Anybody who searches for the word’s meaning in any standard Filipino-English online dictionary is, however, likely to draw a blank. There is, meanwhile, another keyword that gives a clue as to why this will be the case.

The keyword is “pagerper in batangas,” an insinuation that the word is part of Batangas dialect. While people in the province speak what is generally accepted as Tagalog, the accent apart, there are enough words and rules of grammar in the version of Tagalog there that are not used elsewhere in the other Tagalog-speaking provinces to make it a distinct dialect.

WWII era bar in Pangasinan
A Filipina entertains GIs in a bar in Rosario, Pangasinan in 1945.  Image credit:  U.S. National Archives.

What the word “pagerper” actually means in the Batangas dialect is “prostitute.” The more standard Tagalog word — although its origin is really Spanish and this word is also used in other Philippine dialects — is “puta,” Spanish for “bitch.” The more polite will use euphemistic language such as “kalapating mababa ang lipad” (dove that flies low).

The etymology of the word “pagerper” is generally lost even among most Batangueños.

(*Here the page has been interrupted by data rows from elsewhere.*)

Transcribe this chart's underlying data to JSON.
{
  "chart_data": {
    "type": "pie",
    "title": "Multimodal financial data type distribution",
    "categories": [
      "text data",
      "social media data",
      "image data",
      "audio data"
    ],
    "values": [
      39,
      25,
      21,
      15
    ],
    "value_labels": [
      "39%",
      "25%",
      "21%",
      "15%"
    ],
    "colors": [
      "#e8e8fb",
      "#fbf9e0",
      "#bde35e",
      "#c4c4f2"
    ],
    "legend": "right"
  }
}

However, on social media, one individual commented that his father used to be stationed at what used to be called the Batangas Landing Field in the Kumintang area of what is now the city of Batangas.

Just prior to the outbreak of World War II in the Pacific, this landing field was jointly operated by the United States Army Air Corps and the Philippine Army Air Corps2. It was subsequently occupied by the Japanese during their occupation of the country and reclaimed by the United States in March 1945.

According to the aforementioned individual, his father used to run errands for American GIs stationed in the then-town of Batangas, and it was from him that he heard a very plausible etymology of the word “pagerper.” According to his father, the word was originally “pay girl fair,” probably an admonition from pimps to servicemen who were out to avail of the services of the, ehrm, sweet painted ladies.

Because World War II ended almost eighty years ago in the Pacific, and many of its survivors in the country have passed on, it will be extremely difficult to corroborate this possible etymology of the word “pagerper.” That said, with the natural tendency of words in a language to become corrupted and evolve over time, there phrase “pay girl fair” does seem to be a very plausible explanation indeed.

Notes and references:
1 Google Ads defines “keywords” as “Words or phrases describing your product or service that you choose to help determine when and where your ad can appear.” Loosely, however, this refers to character strings (that form words or phrases) that people use to search for information on any particular subject. “Keywords: Definition,” online at Google Ads.
2 “Batangas Airfield,” online at Pacific Wrecks.